6. If you’re taking recreational drugs and feeling anxious. Just stop it.

This doesn’t include clinical drug addicts who need serious treatment for drug addiction – ‘just stopping it’ is often unrealistic and requires separate tailored support. But if you are smoking weed, drinking excessively or taking coke, MDMA or any other kind of recreational drug, it is very unlikely to be doing your mental health much good, especially if you already have issues around anxiety and depression.

If you’re taking drugs recreationally as an escape from anxiety, sooner or later you’re going to have to face what you’re running from. It will only increase your symptoms, your paranoia and will make your feel like a deflated balloon after a shit office party. At some point, it’s a good idea to put your long-term mental health over a good night out. Cutting out drugs won’t necessarily produce instantaneous effects, but day by day your anxiety levels will reduce. Of course, this isn’t enough by itself, but it is a start.

7. Help other people.

Helping other can be a great way of distracting yourself from your own problems and can subconsciously reinforce your ability to overcome your own problems. If you can solve another person’s problems, on some level of your subconscious it will register that you have the strength to understand and problem-solve your own.

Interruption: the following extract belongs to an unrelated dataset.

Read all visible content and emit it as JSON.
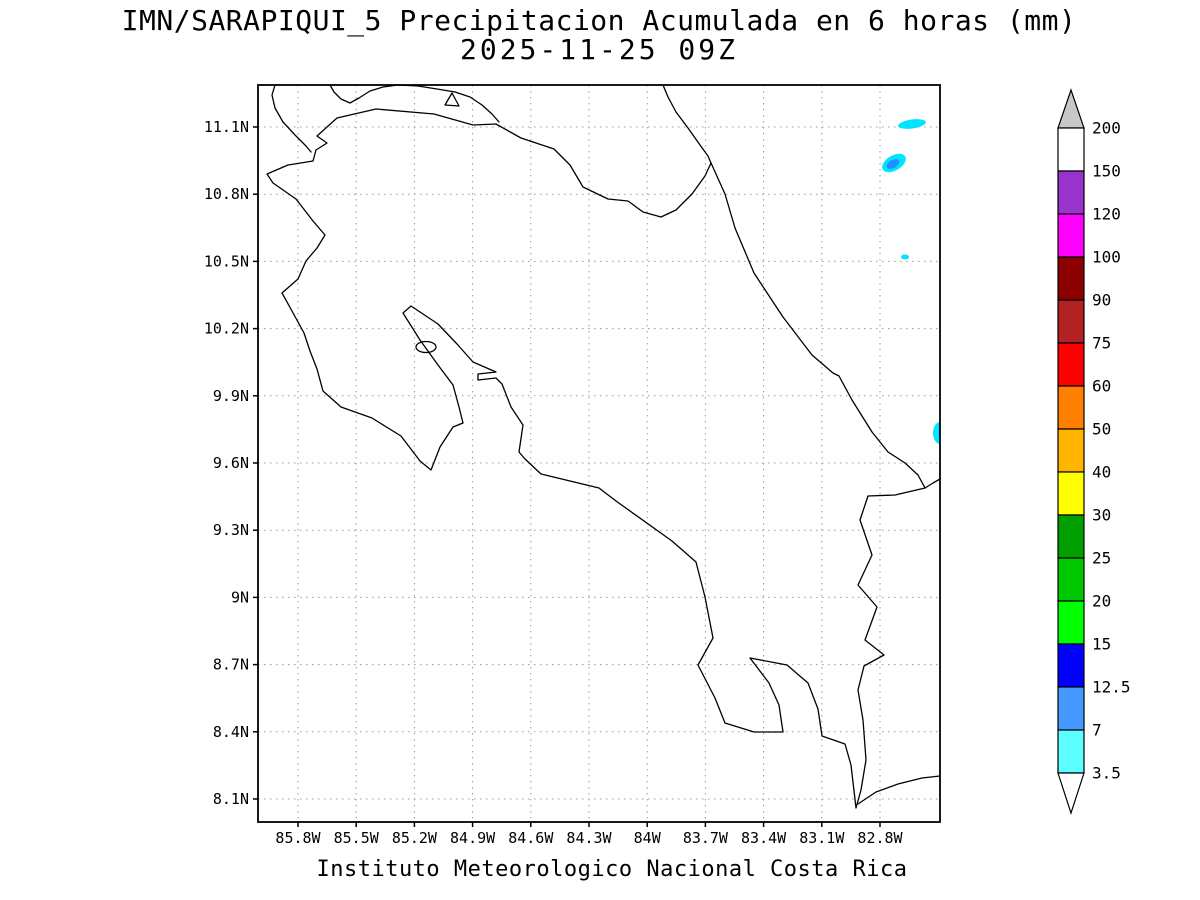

8. Find safety in your friends and/or family.

Talk to them. This is one of the most important parts of recovery. They can be the clarifiers, the support network and the people who can help to reinforce positive thought patterns. They know you best, therefore they are in a prime position to help. If your anxiety is being caused by the situation that you’re in, it is important that you recognise this and take steps towards addressing the situation.

9. Breathe and stop beating yourself up.

Beating your anxiety won’t happen overnight. It is okay to have set backs and it is okay that you’re not completely balanced at this moment in time. Try breathing exercises to calm you down during an overwhelming anxious moment (it won’t immediately solve everything, but it can really calm you down).

1 in 4 people experience a mental health issue each year in the UK alone, and if you’re finding it difficult to reach out to those around you, there are helplines like the Samaritans that can offer an anonymous, non-judgemental ear. There is no guaranteed “cure”, but it can be managed – and recognising it is the first step.